The truck driver had been a Tuna fisherman in the south of the US and spoke some english, so I explained the problem and that I would need the services of a machine shop if he knew of one. After about ten miles we saw the chummy beside the road, where it turned out the others had stopped at a beach-side Cabana site. The driver skillfully dropped the car by the cabin and offered to wait while I removed the head and he would deliver us and the head to the machine shop. The head was off in about 15 minutes and River and I went with the truck into Iquique. The shop turned out to be a veritable cave of machinery and engine parts and from it emerged three engineers who immediately understood the problem, produced a straight edge and feeler gauges and declared the head to be 0.8m out of true in the centre. It was by now 17.00 and they reasonably offered to have it done by 08.00 the following morning but our driver was adamant that we needed to have it today and so it was agreed that it would be ready by 18.30 that evening.
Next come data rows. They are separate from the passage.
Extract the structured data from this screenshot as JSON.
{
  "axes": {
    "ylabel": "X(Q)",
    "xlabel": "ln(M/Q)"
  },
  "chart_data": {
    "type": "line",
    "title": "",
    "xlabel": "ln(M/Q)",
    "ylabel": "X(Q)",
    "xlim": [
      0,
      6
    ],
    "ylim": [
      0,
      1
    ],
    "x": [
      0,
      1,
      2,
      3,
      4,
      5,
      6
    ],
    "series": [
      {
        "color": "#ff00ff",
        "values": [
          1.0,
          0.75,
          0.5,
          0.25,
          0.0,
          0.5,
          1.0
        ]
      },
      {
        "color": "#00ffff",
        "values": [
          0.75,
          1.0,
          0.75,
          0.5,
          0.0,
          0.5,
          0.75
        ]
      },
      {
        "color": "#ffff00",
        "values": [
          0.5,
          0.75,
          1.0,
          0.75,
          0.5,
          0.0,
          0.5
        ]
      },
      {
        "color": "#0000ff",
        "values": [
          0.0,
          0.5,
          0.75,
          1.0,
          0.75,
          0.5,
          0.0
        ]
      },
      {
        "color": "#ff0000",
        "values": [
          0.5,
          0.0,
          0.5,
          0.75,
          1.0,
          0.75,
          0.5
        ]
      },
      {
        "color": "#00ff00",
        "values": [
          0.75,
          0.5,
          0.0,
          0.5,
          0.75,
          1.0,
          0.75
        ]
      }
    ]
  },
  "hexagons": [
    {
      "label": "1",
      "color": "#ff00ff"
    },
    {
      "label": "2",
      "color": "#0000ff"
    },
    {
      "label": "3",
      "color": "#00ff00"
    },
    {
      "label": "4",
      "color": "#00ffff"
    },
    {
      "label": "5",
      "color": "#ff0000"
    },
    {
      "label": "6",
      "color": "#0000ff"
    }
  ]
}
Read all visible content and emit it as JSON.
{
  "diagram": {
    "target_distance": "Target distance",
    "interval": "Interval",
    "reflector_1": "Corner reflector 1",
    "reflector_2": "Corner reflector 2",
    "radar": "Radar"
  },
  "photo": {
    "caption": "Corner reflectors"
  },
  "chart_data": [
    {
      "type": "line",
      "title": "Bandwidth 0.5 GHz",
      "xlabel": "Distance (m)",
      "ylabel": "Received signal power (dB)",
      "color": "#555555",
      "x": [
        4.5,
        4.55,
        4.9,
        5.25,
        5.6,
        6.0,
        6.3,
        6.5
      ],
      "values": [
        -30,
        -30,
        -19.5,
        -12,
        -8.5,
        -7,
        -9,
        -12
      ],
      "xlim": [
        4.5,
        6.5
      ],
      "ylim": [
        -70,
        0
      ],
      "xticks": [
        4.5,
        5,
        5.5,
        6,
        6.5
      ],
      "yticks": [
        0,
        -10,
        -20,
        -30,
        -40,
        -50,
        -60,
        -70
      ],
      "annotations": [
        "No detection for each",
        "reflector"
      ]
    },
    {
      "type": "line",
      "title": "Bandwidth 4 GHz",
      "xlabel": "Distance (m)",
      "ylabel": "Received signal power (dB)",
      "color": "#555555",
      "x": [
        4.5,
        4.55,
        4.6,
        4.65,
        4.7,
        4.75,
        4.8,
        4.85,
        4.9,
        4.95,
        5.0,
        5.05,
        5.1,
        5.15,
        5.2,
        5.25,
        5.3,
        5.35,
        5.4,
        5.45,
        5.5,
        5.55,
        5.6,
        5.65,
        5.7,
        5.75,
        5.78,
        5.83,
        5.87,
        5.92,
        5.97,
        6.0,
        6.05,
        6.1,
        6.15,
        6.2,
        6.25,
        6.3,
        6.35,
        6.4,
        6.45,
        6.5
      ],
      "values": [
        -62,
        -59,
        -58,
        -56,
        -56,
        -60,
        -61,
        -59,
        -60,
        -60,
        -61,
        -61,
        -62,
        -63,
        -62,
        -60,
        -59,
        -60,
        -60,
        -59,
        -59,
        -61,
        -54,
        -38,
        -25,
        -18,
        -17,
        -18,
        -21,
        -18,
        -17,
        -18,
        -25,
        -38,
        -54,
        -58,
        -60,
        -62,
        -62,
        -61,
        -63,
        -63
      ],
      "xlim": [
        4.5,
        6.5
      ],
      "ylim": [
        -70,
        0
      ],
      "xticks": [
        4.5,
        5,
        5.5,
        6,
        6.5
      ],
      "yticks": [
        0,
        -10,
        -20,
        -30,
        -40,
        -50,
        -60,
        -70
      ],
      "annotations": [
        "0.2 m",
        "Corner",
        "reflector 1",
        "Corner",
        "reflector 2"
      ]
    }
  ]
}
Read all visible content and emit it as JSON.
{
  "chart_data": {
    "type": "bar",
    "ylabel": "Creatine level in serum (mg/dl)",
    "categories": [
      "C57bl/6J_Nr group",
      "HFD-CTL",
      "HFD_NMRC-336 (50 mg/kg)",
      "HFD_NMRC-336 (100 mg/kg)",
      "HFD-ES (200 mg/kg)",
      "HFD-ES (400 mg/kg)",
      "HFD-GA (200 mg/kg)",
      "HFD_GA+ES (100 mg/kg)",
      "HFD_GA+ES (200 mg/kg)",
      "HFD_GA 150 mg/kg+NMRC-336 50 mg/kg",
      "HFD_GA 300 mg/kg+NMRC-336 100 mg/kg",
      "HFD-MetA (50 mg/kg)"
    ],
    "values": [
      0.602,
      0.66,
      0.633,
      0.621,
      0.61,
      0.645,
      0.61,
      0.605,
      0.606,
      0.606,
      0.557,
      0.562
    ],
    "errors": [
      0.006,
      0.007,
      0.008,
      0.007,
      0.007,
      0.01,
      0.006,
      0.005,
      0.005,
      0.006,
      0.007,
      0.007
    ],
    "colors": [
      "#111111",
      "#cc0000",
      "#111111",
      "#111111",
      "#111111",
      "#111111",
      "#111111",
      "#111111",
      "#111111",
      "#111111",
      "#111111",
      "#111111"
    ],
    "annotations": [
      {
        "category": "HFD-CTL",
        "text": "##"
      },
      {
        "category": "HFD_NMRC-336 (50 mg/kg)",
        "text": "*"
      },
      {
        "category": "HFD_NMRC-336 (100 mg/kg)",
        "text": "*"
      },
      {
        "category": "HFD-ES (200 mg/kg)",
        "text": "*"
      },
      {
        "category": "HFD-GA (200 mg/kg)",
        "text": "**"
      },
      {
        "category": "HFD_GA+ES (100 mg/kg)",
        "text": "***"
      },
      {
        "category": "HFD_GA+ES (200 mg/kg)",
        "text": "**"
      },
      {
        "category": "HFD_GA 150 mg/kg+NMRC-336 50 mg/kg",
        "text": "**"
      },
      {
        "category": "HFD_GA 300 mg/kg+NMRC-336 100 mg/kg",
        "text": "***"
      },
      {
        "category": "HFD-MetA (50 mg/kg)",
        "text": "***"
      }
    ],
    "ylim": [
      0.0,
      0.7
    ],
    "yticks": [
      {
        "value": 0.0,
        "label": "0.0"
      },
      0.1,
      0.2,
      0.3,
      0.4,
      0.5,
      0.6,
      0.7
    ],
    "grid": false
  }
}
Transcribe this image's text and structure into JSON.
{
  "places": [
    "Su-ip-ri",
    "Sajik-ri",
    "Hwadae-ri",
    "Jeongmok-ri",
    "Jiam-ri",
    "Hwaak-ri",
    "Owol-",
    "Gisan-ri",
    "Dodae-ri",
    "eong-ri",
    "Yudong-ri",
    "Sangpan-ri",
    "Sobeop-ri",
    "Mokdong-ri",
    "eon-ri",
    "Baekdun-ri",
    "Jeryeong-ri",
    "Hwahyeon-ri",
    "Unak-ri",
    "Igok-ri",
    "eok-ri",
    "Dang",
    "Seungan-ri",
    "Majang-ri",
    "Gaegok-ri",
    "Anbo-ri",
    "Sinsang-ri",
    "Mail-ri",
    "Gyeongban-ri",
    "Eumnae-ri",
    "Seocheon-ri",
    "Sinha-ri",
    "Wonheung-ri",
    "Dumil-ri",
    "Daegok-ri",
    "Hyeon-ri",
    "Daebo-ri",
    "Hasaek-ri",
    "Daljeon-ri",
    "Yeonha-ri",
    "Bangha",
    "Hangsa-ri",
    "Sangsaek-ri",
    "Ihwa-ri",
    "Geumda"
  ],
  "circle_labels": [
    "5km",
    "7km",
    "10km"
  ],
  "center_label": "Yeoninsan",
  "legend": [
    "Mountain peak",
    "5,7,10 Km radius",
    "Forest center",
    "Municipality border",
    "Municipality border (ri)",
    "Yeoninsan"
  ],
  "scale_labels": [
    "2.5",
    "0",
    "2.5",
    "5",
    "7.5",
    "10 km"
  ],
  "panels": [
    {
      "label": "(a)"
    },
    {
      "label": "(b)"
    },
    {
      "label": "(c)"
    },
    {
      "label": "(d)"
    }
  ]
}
Roberto offered to drop us at a supermarket in town and we parted with many thanks for his considerable help and kindness. River and I shopped for supper and Diana’s birthday on the following day and returned to the machine shop to collect the finished head. With our shopping and the beautifully-finished head we returned to the cabanas and Stan kindly offered to help get the engine back together. By sunset it was done and I was in time to enjoy the sun sinking into the ocean from the veranda of our cabin, G&T in grubby hand. Yet more “trail magic” had been experienced and the total cost of truck, machining and return taxi being less than £70, plus we had enjoyed a very convivial hour or so with Ignacio.
Later that evening a local driver guide, Roberto, came by at about 22.30 and Diana, River Amanda and I booked a tour to Humberstone to visit the abandoned town and Nitrate works. During the evening Diana had been talking to Vince Leek and emailing about the gearbox problem which had now become a very real worry. the noise was getting worse and it had been difficult to engage second during the day.
For some, a happy conclusion to the day, albeit with an underlying concern about future reliability, for others ongoing concerns and as yet unresolved technical issues.